Surveillance of SARS-CoV-2 RNA in open-water sewage canals contaminated with untreated wastewater in resource-constrained regions.

Abstract

Sewage-based surveillance for COVID-19 has been described in multiple countries and multiple settings. However, nearly all are based on testing sewage treatment plant inflows and outflows using structured sewage networks and treatment systems. Many resource-limited countries worldwide have open canals, lakes and other such waste-contaminated water bodies that act as a means of sewage effluent discharge.

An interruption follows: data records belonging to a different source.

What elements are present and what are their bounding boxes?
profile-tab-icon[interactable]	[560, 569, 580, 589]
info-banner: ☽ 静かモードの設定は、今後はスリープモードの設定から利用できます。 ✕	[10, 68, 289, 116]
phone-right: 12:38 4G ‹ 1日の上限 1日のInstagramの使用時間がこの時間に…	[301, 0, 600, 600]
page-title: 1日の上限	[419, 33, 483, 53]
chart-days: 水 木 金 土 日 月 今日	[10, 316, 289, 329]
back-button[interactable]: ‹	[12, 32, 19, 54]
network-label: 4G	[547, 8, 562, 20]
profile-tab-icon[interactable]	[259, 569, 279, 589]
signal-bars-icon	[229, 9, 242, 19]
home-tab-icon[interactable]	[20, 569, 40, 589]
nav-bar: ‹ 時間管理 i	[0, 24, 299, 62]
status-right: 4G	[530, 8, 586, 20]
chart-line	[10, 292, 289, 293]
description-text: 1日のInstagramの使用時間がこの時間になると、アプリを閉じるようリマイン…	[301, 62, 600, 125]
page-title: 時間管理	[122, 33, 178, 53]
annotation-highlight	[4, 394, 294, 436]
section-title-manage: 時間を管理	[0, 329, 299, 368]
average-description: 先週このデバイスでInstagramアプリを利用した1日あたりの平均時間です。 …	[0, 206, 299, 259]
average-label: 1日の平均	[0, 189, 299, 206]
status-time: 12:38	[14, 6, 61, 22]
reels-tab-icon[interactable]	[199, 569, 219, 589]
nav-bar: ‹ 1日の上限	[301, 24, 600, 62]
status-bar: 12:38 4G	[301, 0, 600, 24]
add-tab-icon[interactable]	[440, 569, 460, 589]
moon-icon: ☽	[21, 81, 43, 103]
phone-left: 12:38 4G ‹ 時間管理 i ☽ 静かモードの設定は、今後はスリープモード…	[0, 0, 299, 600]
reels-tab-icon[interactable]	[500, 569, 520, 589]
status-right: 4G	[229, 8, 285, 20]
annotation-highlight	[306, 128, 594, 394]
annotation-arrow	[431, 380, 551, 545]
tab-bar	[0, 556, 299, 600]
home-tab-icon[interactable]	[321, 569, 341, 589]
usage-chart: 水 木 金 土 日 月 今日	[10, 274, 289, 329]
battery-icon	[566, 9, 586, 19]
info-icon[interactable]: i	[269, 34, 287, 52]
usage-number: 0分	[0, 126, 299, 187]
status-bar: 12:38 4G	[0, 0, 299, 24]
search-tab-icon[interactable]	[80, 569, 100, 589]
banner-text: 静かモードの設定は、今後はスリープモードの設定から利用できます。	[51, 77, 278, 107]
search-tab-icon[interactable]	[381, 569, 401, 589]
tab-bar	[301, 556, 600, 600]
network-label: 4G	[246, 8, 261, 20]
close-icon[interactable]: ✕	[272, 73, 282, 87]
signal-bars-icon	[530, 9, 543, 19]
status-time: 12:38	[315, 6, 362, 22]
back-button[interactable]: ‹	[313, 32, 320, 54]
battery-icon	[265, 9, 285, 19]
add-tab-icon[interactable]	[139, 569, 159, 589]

These could serve as hyperlocal testing points for detecting COVID-19 incidence using the effluents from nearby communities. However, a sensitive, robust and economical method of SARS-CoV-2 RNA detection from open waste contaminated water bodies in resource-constrained regions is currently lacking. A protocol employed in Bangalore, India, where SARS-CoV-2 RNA levels were evaluated using two open canal systems during the first and second waves in the present study. SARS-CoV-2 RNA was measured using two strategies: a modified TrueNATTM microchip-based rapid method and traditional real-time reverse transcription-PCR (rRT-PCR), which were compared for analytical sensitivity, cost and relative ease of use. SARS-CoV-2 RNA levels were detected at lower levels during the earlier half compared to the later half of the first wave in 2020. The opposite trend was seen in the second wave in 2021. Interestingly, the change in RNA levels corresponded with the community burden of COVID-19 at both sites. The modified TrueNATTM method yielded concordant results to traditional rRT-PCR in sensitivity and specificity and cost. It provides a simple, cost-effective method for detecting and estimating SARS-CoV-2 viral RNA from open-water sewage canals contaminated with human excreta and industrial waste that can be adopted in regions or countries that lack structured sewage systems.